Labelling, filtering, quality rating, PICS, XML/RDF, metadata, Internet catalogues, kitemarking, selection criteria.

Scope of this report (taken from the introduction)

There is a widely acknowledged need to provide selective access to the mass of undifferentiated content on the Internet. The creation of metadata and the provision of search services and access tools based on that metadata enables a variety of selective access routes to Internet resources. The creation of quality ratings for resources is a particular case of metadata provision, and such ratings open up a number of possibilities for adding value to existing services.

The scope of this report is perhaps best characterised with a series of motivating examples. Listed below are a number of scenarios in which properties relating to the quality of a resource (perhaps relative to some user and/or context) might usefully be specified using RDF. These examples cover a wide range of issues, and illustrate the manner in which the 'Web quality problem' might in part be addressed by the ability to interchange machine readable data which makes assertions about the quality related properties of Web resources.

Motivating Scenarios

  • I'm looking for peer-reviewed journals (and not merely 'vanity publishing').
  • I'm looking for resources recommended by a subject-librarian.
  • I'm looking for 3rd party descriptions of this resource from metadata servers run according to [some specified] collections policy.
  • I'm looking for Web resources matching [some search] which will be useable (by blind users / on a Nokia Communicator browser / without Java enabled).
  • I've created a set of Web pages from my PhD thesis; I'd like to include metadata in those pages, which makes it clear that this is well-researched content, so that other people working in this area can discover my document.
  • Our pages are listed in catalogue of the (OMNI/EELS/DutchESS/SOSIG) subject gateway; we'd like to include a 'kitemark' logo and a (digitally signed) machine-readable equivalent on those pages so that search engines know that the site has been rated as 'high quality' by a trusted source.
  • I want to be able to 'recommend' resources as rating highly on some quality scale to a trusted metadata service, so that those resources might be found more easily by others in my subject community.
  • I want to be able to find resources that other subject specialists in my community have rated highly.
  • I want to be able to find resources that other PhD researchers in my community have rated highly.
  • I want to be able to do an Internet search from a single point of access, and have my query automatically forwarded to appropriate searchable catalogues/databases/gateways/indexes on the Web, prioritising gateways that follow (something like) the DESIRE quality selection criteria.
  • I've created a page that uses Macromedia Shockwave; how can this technology dependency be made explicit so that people who can't use Shockwave don't find it when searching?
  • I want to be able to have my search results filtered or ranked according to some 'rule' based on a quality-related property of the resources listed
  • I want to find resources matching [some search term], listing those that are freely accessible first.
  • I'm an Internet cataloguer and would like to have some automated support tools to help with resource selection and description (e.g. forms pre-populated with mechanically detectable information, or an easy way of finding out whether a site has lots of broken links or makes well known usability errors)
  • I run a large scale Internet search service, and want to be able to cross-reference from our 'search results' page to 3rd party descriptions, ratings, classifications and reviews available elsewhere; we need to know which of these services are run by information specialists, librarians and subject specialists, and which aren't.

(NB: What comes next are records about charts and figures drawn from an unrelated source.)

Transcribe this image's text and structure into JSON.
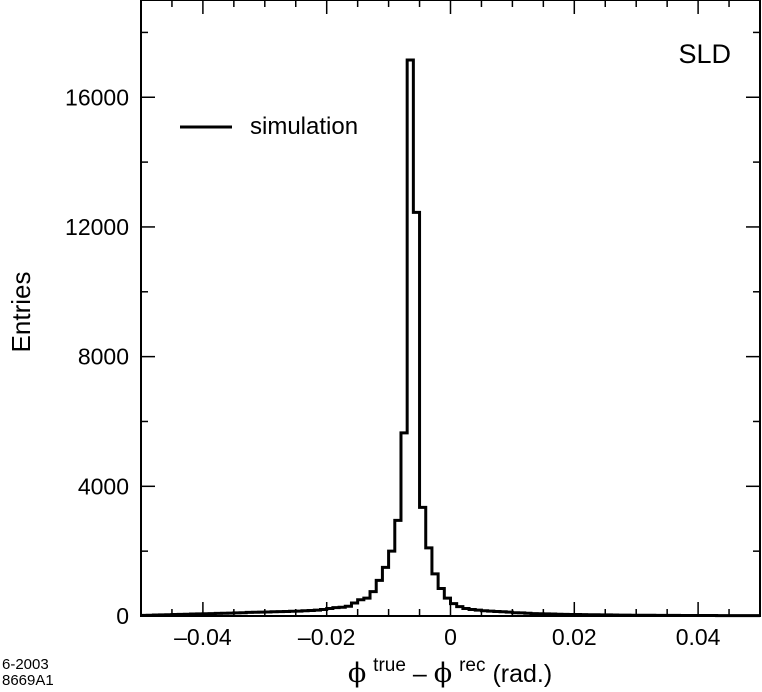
{
  "chart_data": {
    "type": "histogram",
    "experiment_label": "SLD",
    "xlabel": {
      "phi_1": "ϕ",
      "sup_1": "true",
      "minus": " – ",
      "phi_2": "ϕ",
      "sup_2": "rec",
      "unit": " (rad.)"
    },
    "ylabel": "Entries",
    "xlim": [
      -0.05,
      0.05
    ],
    "ylim": [
      0,
      19000
    ],
    "x_ticks": [
      -0.04,
      -0.02,
      0,
      0.02,
      0.04
    ],
    "x_tick_labels": [
      "–0.04",
      "–0.02",
      "0",
      "0.02",
      "0.04"
    ],
    "y_ticks": [
      0,
      4000,
      8000,
      12000,
      16000
    ],
    "y_tick_labels": [
      "0",
      "4000",
      "8000",
      "12000",
      "16000"
    ],
    "legend": {
      "position": "top-left",
      "entries": [
        {
          "label": "simulation",
          "style": "solid-line"
        }
      ]
    },
    "bin_width": 0.001,
    "series": [
      {
        "name": "simulation",
        "bin_edges_start": -0.05,
        "values": [
          20,
          25,
          30,
          35,
          40,
          45,
          50,
          55,
          60,
          65,
          70,
          75,
          80,
          85,
          90,
          95,
          100,
          110,
          115,
          120,
          125,
          130,
          135,
          140,
          145,
          150,
          160,
          170,
          180,
          200,
          230,
          260,
          270,
          300,
          400,
          500,
          550,
          750,
          1100,
          1500,
          2000,
          2950,
          5650,
          17150,
          12450,
          3350,
          2100,
          1300,
          850,
          550,
          380,
          290,
          230,
          200,
          180,
          160,
          150,
          140,
          130,
          120,
          100,
          95,
          85,
          75,
          70,
          65,
          60,
          55,
          50,
          48,
          45,
          42,
          40,
          38,
          35,
          33,
          30,
          28,
          26,
          25,
          24,
          23,
          22,
          21,
          20,
          19,
          18,
          17,
          16,
          15,
          15,
          14,
          14,
          13,
          13,
          12,
          12,
          11,
          11,
          10
        ]
      }
    ]
  },
  "stamp": {
    "date": "6-2003",
    "code": "8669A1"
  }
}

Scenarios such as these present a considerable challenge - they raise questions about trust, about machine vocabularies for describing both Web resources and for characterising the agencies which create those descriptions.

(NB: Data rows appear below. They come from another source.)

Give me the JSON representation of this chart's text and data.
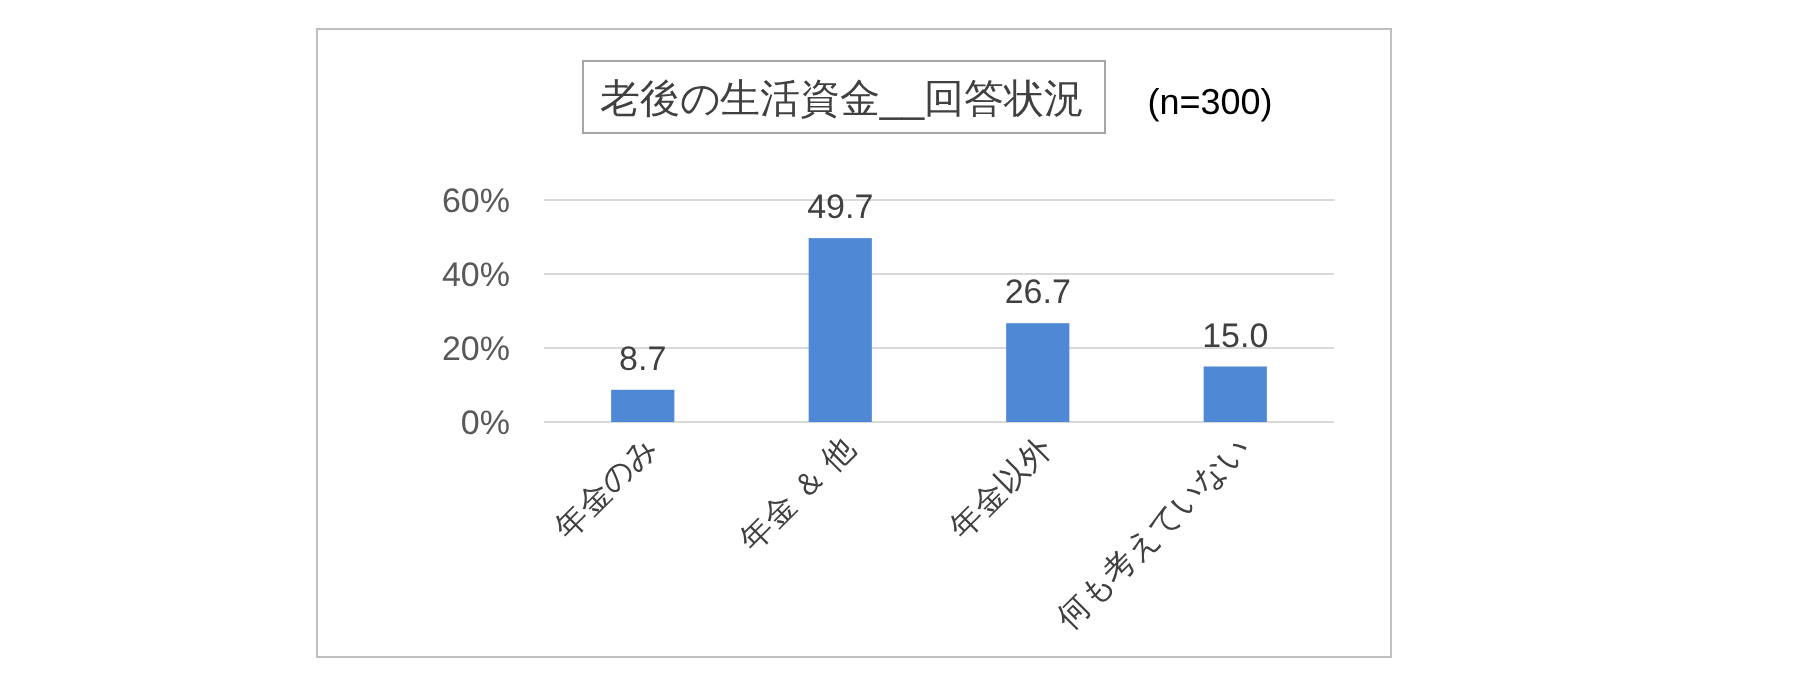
{
  "chart_data": {
    "type": "bar",
    "title": "老後の生活資金__回答状況",
    "subtitle": "(n=300)",
    "categories": [
      "年金のみ",
      "年金 ＆ 他",
      "年金以外",
      "何も考えていない"
    ],
    "values": [
      8.7,
      49.7,
      26.7,
      15.0
    ],
    "value_labels": [
      "8.7",
      "49.7",
      "26.7",
      "15.0"
    ],
    "color": "#4f88d4",
    "ylim": [
      0,
      60
    ],
    "yticks": [
      {
        "value": 0,
        "label": "0%"
      },
      {
        "value": 20,
        "label": "20%"
      },
      {
        "value": 40,
        "label": "40%"
      },
      {
        "value": 60,
        "label": "60%"
      }
    ],
    "grid": "y"
  }
}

In addition these scenarios suggest problems which are more architectural in nature: how, for example, can one service discover which other metadata servers offer useful descriptions for some given URL. The 'RDF quality vocabulary' strand of activity in DESIRE attempts to make some contribution towards addressing these issues, and does so in the broader context of the DESIRE Subject Gateway activity and the work on distributed indexing and searching.

The scope of the discussion and recommendations which follow are consequently more constrained than the list of 'motivating scenarios' given above might suggest. When combined with the technologies, services and recommendations developed elsewhere within DESIRE, the framework outlined here should go some way towards addressing many of the issues raised in the motivating examples above.